Laser Surface Remelting in Single-Crystal Nickel-based Superalloy using a Continuous Wave Fiber Laser

Abstract

Single-crystal (SC) nickel-based superalloy castings offer high-temperature microstructural stability and superior creep resistance, due to which they are exclusively used in the hot sections of gas turbine engines. However, SC nickel-base superalloy components are ‘difficult-to-cut’ while manufacturing. Worldwide research shows an interest in improving the machinability of superalloys. The present work investigates the controlled surface damage on CMSX-4 superalloy through laser surface remelting technique towards the improvement of their machinability. The specimens were laser-treated using a constant laser power and scan speed and by varying the positive focal position to get a range of energy densities. The process, structure, and property were systematically studied in the fusion zone (FZ).
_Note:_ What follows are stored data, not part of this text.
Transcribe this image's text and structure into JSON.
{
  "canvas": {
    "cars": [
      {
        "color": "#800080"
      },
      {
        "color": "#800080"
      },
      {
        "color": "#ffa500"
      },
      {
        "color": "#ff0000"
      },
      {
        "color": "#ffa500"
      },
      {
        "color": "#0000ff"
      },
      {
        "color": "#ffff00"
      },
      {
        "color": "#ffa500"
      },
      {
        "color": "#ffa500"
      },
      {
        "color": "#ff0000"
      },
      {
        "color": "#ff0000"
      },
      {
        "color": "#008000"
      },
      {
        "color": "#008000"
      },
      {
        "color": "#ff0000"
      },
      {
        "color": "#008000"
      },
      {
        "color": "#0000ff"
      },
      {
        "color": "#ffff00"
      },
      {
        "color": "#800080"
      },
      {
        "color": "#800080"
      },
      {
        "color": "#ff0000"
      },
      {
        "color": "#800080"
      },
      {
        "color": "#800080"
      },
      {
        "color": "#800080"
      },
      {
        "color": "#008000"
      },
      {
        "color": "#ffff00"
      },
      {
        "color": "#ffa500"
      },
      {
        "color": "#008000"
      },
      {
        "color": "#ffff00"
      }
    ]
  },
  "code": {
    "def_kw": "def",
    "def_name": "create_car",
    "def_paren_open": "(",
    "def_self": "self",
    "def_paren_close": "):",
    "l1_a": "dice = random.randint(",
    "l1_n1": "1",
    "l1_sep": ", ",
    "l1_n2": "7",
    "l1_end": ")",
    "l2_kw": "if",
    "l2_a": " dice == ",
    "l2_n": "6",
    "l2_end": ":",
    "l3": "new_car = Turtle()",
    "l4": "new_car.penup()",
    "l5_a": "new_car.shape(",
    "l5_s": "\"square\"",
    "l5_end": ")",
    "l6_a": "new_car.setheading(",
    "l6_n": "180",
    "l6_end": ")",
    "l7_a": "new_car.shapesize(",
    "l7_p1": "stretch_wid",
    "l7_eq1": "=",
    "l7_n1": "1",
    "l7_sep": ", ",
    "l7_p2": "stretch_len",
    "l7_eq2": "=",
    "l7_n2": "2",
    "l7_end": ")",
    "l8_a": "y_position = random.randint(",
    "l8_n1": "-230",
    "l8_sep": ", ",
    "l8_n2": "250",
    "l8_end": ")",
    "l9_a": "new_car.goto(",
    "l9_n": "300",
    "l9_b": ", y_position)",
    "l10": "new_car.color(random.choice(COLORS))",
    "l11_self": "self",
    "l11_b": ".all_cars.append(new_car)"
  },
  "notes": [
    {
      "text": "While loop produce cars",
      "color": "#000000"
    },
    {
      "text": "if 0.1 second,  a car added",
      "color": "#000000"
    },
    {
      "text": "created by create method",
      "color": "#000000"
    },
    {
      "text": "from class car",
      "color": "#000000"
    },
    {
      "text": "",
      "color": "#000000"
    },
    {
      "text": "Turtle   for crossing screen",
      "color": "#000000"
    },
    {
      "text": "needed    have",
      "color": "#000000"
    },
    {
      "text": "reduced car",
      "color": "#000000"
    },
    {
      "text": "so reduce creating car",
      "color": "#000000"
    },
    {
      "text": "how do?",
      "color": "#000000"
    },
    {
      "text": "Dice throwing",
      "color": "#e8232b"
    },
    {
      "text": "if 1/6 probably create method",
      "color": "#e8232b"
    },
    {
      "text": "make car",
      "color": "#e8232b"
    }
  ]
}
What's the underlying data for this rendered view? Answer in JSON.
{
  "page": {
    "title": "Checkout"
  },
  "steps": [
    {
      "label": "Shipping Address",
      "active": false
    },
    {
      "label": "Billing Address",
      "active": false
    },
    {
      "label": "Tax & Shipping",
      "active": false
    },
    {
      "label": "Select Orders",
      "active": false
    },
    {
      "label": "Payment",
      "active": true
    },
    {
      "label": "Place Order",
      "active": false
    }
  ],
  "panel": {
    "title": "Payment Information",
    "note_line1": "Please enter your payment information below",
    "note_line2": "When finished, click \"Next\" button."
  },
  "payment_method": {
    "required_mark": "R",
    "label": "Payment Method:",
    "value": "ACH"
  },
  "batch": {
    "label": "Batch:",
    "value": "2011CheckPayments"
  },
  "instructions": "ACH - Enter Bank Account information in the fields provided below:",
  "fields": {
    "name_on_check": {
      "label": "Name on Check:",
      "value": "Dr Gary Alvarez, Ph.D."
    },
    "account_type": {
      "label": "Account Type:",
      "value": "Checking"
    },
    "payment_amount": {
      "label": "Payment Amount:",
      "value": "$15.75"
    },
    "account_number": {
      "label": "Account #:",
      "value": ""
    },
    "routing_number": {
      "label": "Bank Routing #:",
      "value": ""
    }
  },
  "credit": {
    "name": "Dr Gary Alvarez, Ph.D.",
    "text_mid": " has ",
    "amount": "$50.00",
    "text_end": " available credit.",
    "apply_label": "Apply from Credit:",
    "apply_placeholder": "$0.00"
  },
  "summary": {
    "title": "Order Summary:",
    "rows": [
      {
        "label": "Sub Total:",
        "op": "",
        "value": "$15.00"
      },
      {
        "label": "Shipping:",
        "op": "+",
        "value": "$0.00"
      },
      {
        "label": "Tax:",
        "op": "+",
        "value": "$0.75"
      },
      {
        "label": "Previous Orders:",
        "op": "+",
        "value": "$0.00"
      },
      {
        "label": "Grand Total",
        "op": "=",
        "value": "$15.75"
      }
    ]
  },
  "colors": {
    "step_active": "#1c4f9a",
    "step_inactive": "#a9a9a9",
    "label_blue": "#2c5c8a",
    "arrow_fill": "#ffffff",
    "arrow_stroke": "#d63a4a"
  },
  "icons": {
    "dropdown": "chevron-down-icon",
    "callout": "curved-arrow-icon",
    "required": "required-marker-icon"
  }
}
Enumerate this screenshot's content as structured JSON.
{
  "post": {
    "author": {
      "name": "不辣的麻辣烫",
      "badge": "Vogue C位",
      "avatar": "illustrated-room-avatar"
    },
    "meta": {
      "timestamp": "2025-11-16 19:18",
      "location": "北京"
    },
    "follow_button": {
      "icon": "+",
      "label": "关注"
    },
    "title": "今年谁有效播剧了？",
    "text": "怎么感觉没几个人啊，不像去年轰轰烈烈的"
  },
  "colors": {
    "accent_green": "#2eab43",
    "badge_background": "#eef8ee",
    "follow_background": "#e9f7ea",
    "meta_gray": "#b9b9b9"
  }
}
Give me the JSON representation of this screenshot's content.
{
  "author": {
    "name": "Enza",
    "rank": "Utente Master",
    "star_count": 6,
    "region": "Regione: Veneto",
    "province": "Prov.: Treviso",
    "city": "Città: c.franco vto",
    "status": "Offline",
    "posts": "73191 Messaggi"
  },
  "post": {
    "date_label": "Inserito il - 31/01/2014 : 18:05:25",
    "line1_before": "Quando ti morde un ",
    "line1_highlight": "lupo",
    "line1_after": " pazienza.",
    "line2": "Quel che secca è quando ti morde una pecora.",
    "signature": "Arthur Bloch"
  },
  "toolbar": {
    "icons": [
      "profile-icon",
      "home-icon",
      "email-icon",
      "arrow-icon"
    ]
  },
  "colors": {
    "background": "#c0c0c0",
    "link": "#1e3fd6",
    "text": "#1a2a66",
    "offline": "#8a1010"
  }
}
The FZ shape changes from keyhole to conduction mode with the increasing focal position. The FZ shows a finer assorted dendritic structure and lesser elemental segregation than the base metal (BM). In keyhole mode penetration, large pores, and multi-directional cracks were observed in the base region. On the other hand, the conductive mode showed only vertical centreline cracks and no significant porosity. The cracks are attributed to thermal stresses and elemental segregation produced during solidification. Microcracking was also observed near the fusion boundary and is attributed to the presence of low melting Mo and Ti–rich eutectics. The FZ away from the cracks showed 10% lower hardness than the BM, which is attributed to the dissolution of γ′ phase. Overall, the laser processing under the given range of energy densities produced wide variants of surface defects in the FZ. © 2023, The Author(s), under exclusive licence to Springer Science+Business Media, LLC, part of Springer Nature.